Whether for self-exploration or intellectual progress, millennials must reevaluate their relationship with boredom and isolation. Would the Greeks have mapped every star in the sky or Noah Webster have sat down to write the dictionary if they could satiate their boredom with Pin-sta-tweet-ing and 24 hour access to a communal beer pong match? Not likely.

Similar to the way we're backtracking to preserve our carelessly stripped forests and micro-biomes, I propose a social experiment to preserve the millennia-old tradition of using boredom as fuel in the creative and intellectual process.

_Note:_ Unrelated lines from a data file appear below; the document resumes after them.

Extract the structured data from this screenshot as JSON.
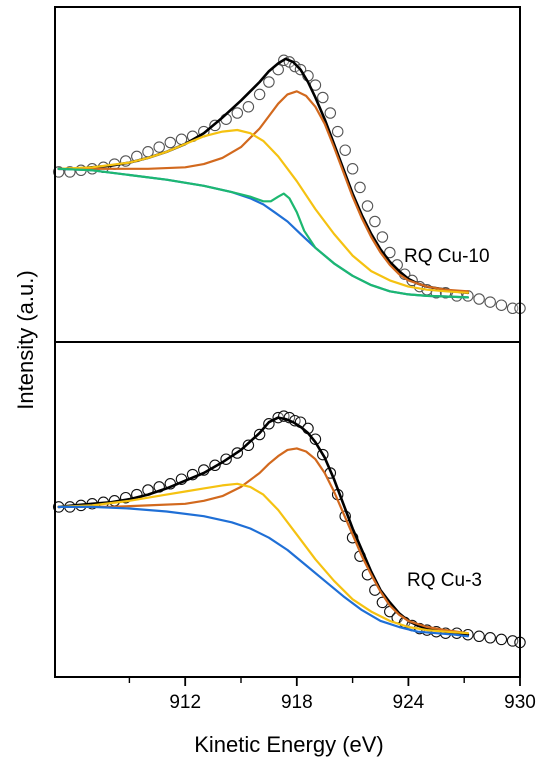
{
  "chart_data": {
    "type": "line",
    "xlabel": "Kinetic Energy (eV)",
    "ylabel": "Intensity (a.u.)",
    "xlim": [
      905,
      930
    ],
    "x_ticks": [
      "912",
      "918",
      "924",
      "930"
    ],
    "x_tick_values": [
      912,
      918,
      924,
      930
    ],
    "x_minor_ticks": [
      909,
      915,
      921,
      927
    ],
    "panels": [
      {
        "label": "RQ Cu-10",
        "ylim": [
          0,
          1
        ],
        "data_points": {
          "x": [
            905.2,
            905.8,
            906.4,
            907.0,
            907.6,
            908.2,
            908.8,
            909.4,
            910.0,
            910.6,
            911.2,
            911.8,
            912.4,
            913.0,
            913.6,
            914.2,
            914.8,
            915.4,
            916.0,
            916.5,
            917.0,
            917.3,
            917.6,
            917.9,
            918.2,
            918.6,
            919.0,
            919.4,
            919.8,
            920.2,
            920.6,
            921.0,
            921.4,
            921.8,
            922.2,
            922.6,
            923.0,
            923.4,
            923.8,
            924.2,
            924.6,
            925.0,
            925.5,
            926.0,
            926.6,
            927.2,
            927.8,
            928.4,
            929.0,
            929.6,
            930.0
          ],
          "y": [
            0.51,
            0.51,
            0.515,
            0.52,
            0.525,
            0.535,
            0.545,
            0.56,
            0.575,
            0.59,
            0.605,
            0.615,
            0.625,
            0.64,
            0.66,
            0.68,
            0.7,
            0.72,
            0.76,
            0.8,
            0.84,
            0.87,
            0.865,
            0.85,
            0.84,
            0.82,
            0.79,
            0.75,
            0.7,
            0.64,
            0.58,
            0.52,
            0.46,
            0.4,
            0.35,
            0.3,
            0.25,
            0.21,
            0.18,
            0.16,
            0.14,
            0.13,
            0.12,
            0.12,
            0.11,
            0.11,
            0.1,
            0.09,
            0.08,
            0.07,
            0.07
          ]
        },
        "series": [
          {
            "name": "",
            "color": "#000000",
            "x": [
              905.2,
              906,
              907,
              908,
              909,
              910,
              911,
              912,
              913,
              914,
              915,
              916,
              916.5,
              917,
              917.4,
              917.8,
              918.2,
              918.6,
              919,
              919.5,
              920,
              920.5,
              921,
              921.5,
              922,
              922.5,
              923,
              923.5,
              924,
              924.5,
              925,
              925.5,
              926,
              926.5,
              927.2
            ],
            "y": [
              0.52,
              0.52,
              0.525,
              0.53,
              0.54,
              0.555,
              0.575,
              0.6,
              0.635,
              0.685,
              0.74,
              0.8,
              0.835,
              0.86,
              0.875,
              0.865,
              0.84,
              0.8,
              0.75,
              0.68,
              0.6,
              0.52,
              0.44,
              0.37,
              0.31,
              0.26,
              0.22,
              0.19,
              0.165,
              0.15,
              0.14,
              0.135,
              0.13,
              0.125,
              0.12
            ]
          },
          {
            "name": "",
            "color": "#D2691E",
            "x": [
              905.2,
              908,
              910,
              912,
              913,
              914,
              915,
              916,
              916.5,
              917,
              917.5,
              918,
              918.5,
              919,
              919.5,
              920,
              920.5,
              921,
              921.5,
              922,
              922.5,
              923,
              923.5,
              924,
              925,
              926,
              927.2
            ],
            "y": [
              0.52,
              0.52,
              0.52,
              0.525,
              0.535,
              0.555,
              0.59,
              0.65,
              0.69,
              0.73,
              0.76,
              0.77,
              0.755,
              0.72,
              0.665,
              0.59,
              0.51,
              0.43,
              0.36,
              0.3,
              0.25,
              0.21,
              0.18,
              0.16,
              0.14,
              0.13,
              0.125
            ]
          },
          {
            "name": "",
            "color": "#F5C211",
            "x": [
              905.2,
              907,
              909,
              910,
              911,
              912,
              913,
              914,
              914.8,
              915.5,
              916.2,
              917,
              918,
              919,
              920,
              921,
              922,
              923,
              924,
              925,
              926,
              927.2
            ],
            "y": [
              0.52,
              0.525,
              0.54,
              0.555,
              0.575,
              0.6,
              0.625,
              0.64,
              0.645,
              0.635,
              0.61,
              0.56,
              0.48,
              0.39,
              0.31,
              0.24,
              0.19,
              0.16,
              0.14,
              0.13,
              0.125,
              0.12
            ]
          },
          {
            "name": "",
            "color": "#1F6FD6",
            "x": [
              905.2,
              907,
              909,
              911,
              913,
              914.5,
              915.5,
              916.2,
              916.8,
              917.5,
              918.2,
              919,
              920,
              921,
              922,
              923,
              924,
              925,
              926,
              927.2
            ],
            "y": [
              0.52,
              0.515,
              0.5,
              0.485,
              0.465,
              0.445,
              0.425,
              0.405,
              0.38,
              0.35,
              0.31,
              0.265,
              0.215,
              0.175,
              0.145,
              0.125,
              0.115,
              0.11,
              0.108,
              0.105
            ]
          },
          {
            "name": "",
            "color": "#1DB870",
            "x": [
              905.2,
              907,
              909,
              911,
              913,
              914.5,
              915.5,
              916.2,
              916.6,
              917,
              917.3,
              917.6,
              918,
              918.4,
              919,
              920,
              921,
              922,
              923,
              924,
              925,
              926,
              927.2
            ],
            "y": [
              0.52,
              0.515,
              0.5,
              0.485,
              0.465,
              0.445,
              0.43,
              0.415,
              0.415,
              0.43,
              0.44,
              0.425,
              0.38,
              0.32,
              0.265,
              0.215,
              0.175,
              0.145,
              0.125,
              0.115,
              0.11,
              0.108,
              0.105
            ]
          }
        ]
      },
      {
        "label": "RQ Cu-3",
        "ylim": [
          0,
          1
        ],
        "data_points": {
          "x": [
            905.2,
            905.8,
            906.4,
            907.0,
            907.6,
            908.2,
            908.8,
            909.4,
            910.0,
            910.6,
            911.2,
            911.8,
            912.4,
            913.0,
            913.6,
            914.2,
            914.8,
            915.4,
            916.0,
            916.5,
            917.0,
            917.3,
            917.6,
            917.9,
            918.2,
            918.6,
            919.0,
            919.4,
            919.8,
            920.2,
            920.6,
            921.0,
            921.4,
            921.8,
            922.2,
            922.6,
            923.0,
            923.4,
            923.8,
            924.2,
            924.6,
            925.0,
            925.5,
            926.0,
            926.6,
            927.2,
            927.8,
            928.4,
            929.0,
            929.6,
            930.0
          ],
          "y": [
            0.51,
            0.51,
            0.515,
            0.52,
            0.525,
            0.53,
            0.54,
            0.55,
            0.565,
            0.575,
            0.585,
            0.6,
            0.615,
            0.63,
            0.645,
            0.665,
            0.685,
            0.71,
            0.745,
            0.78,
            0.8,
            0.805,
            0.8,
            0.79,
            0.785,
            0.765,
            0.73,
            0.68,
            0.62,
            0.55,
            0.48,
            0.41,
            0.35,
            0.29,
            0.24,
            0.2,
            0.17,
            0.15,
            0.135,
            0.125,
            0.115,
            0.11,
            0.105,
            0.1,
            0.1,
            0.095,
            0.09,
            0.085,
            0.08,
            0.075,
            0.07
          ]
        },
        "series": [
          {
            "name": "",
            "color": "#000000",
            "x": [
              905.2,
              906,
              907,
              908,
              909,
              910,
              911,
              912,
              913,
              914,
              915,
              916,
              916.5,
              917,
              917.4,
              917.8,
              918.2,
              918.6,
              919,
              919.5,
              920,
              920.5,
              921,
              921.5,
              922,
              922.5,
              923,
              923.5,
              924,
              924.5,
              925,
              925.5,
              926,
              926.5,
              927.2
            ],
            "y": [
              0.51,
              0.515,
              0.52,
              0.525,
              0.535,
              0.55,
              0.57,
              0.595,
              0.62,
              0.655,
              0.695,
              0.75,
              0.785,
              0.8,
              0.795,
              0.785,
              0.77,
              0.75,
              0.72,
              0.67,
              0.6,
              0.52,
              0.44,
              0.37,
              0.3,
              0.24,
              0.2,
              0.165,
              0.14,
              0.125,
              0.115,
              0.11,
              0.105,
              0.1,
              0.095
            ]
          },
          {
            "name": "",
            "color": "#D2691E",
            "x": [
              905.2,
              908,
              910,
              912,
              913,
              914,
              915,
              916,
              916.5,
              917,
              917.5,
              918,
              918.5,
              919,
              919.5,
              920,
              920.5,
              921,
              921.5,
              922,
              922.5,
              923,
              923.5,
              924,
              925,
              926,
              927.2
            ],
            "y": [
              0.51,
              0.51,
              0.515,
              0.52,
              0.53,
              0.545,
              0.575,
              0.62,
              0.65,
              0.675,
              0.695,
              0.7,
              0.69,
              0.665,
              0.62,
              0.56,
              0.49,
              0.42,
              0.35,
              0.29,
              0.235,
              0.19,
              0.16,
              0.14,
              0.12,
              0.11,
              0.1
            ]
          },
          {
            "name": "",
            "color": "#F5C211",
            "x": [
              905.2,
              907,
              909,
              910,
              911,
              912,
              913,
              914,
              914.8,
              915.5,
              916.2,
              917,
              918,
              919,
              920,
              921,
              922,
              923,
              924,
              925,
              926,
              927.2
            ],
            "y": [
              0.51,
              0.515,
              0.53,
              0.54,
              0.55,
              0.56,
              0.57,
              0.58,
              0.585,
              0.575,
              0.55,
              0.5,
              0.42,
              0.34,
              0.27,
              0.21,
              0.17,
              0.14,
              0.12,
              0.11,
              0.105,
              0.1
            ]
          },
          {
            "name": "",
            "color": "#1F6FD6",
            "x": [
              905.2,
              907,
              909,
              911,
              913,
              914.5,
              915.5,
              916.5,
              917.5,
              918.5,
              919.5,
              920.5,
              921.5,
              922.5,
              923.5,
              924.5,
              925.5,
              926.5,
              927.2
            ],
            "y": [
              0.51,
              0.51,
              0.505,
              0.495,
              0.48,
              0.46,
              0.44,
              0.41,
              0.37,
              0.32,
              0.27,
              0.22,
              0.175,
              0.14,
              0.12,
              0.105,
              0.1,
              0.095,
              0.09
            ]
          }
        ]
      }
    ],
    "grid": false,
    "legend": "none",
    "marker": "open-circle"
  }
}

So the next time the familiar suffocation of loneliness, the existential nausea of boredom, the impending doom of FOMO, or the Sunday scaries knock on your commune door, I have a request: Like working out kinks on a foam roller, lean into the pain of boredom.

It was boredom that prompted me to put on stretchy pants, get off the couch, and drag my sorry self to a cafe to write this article. Is it the epitome of brilliance? No. But I really do believe you'll never know if you're a creative genius until you let yourself get desperately, hopelessly bored.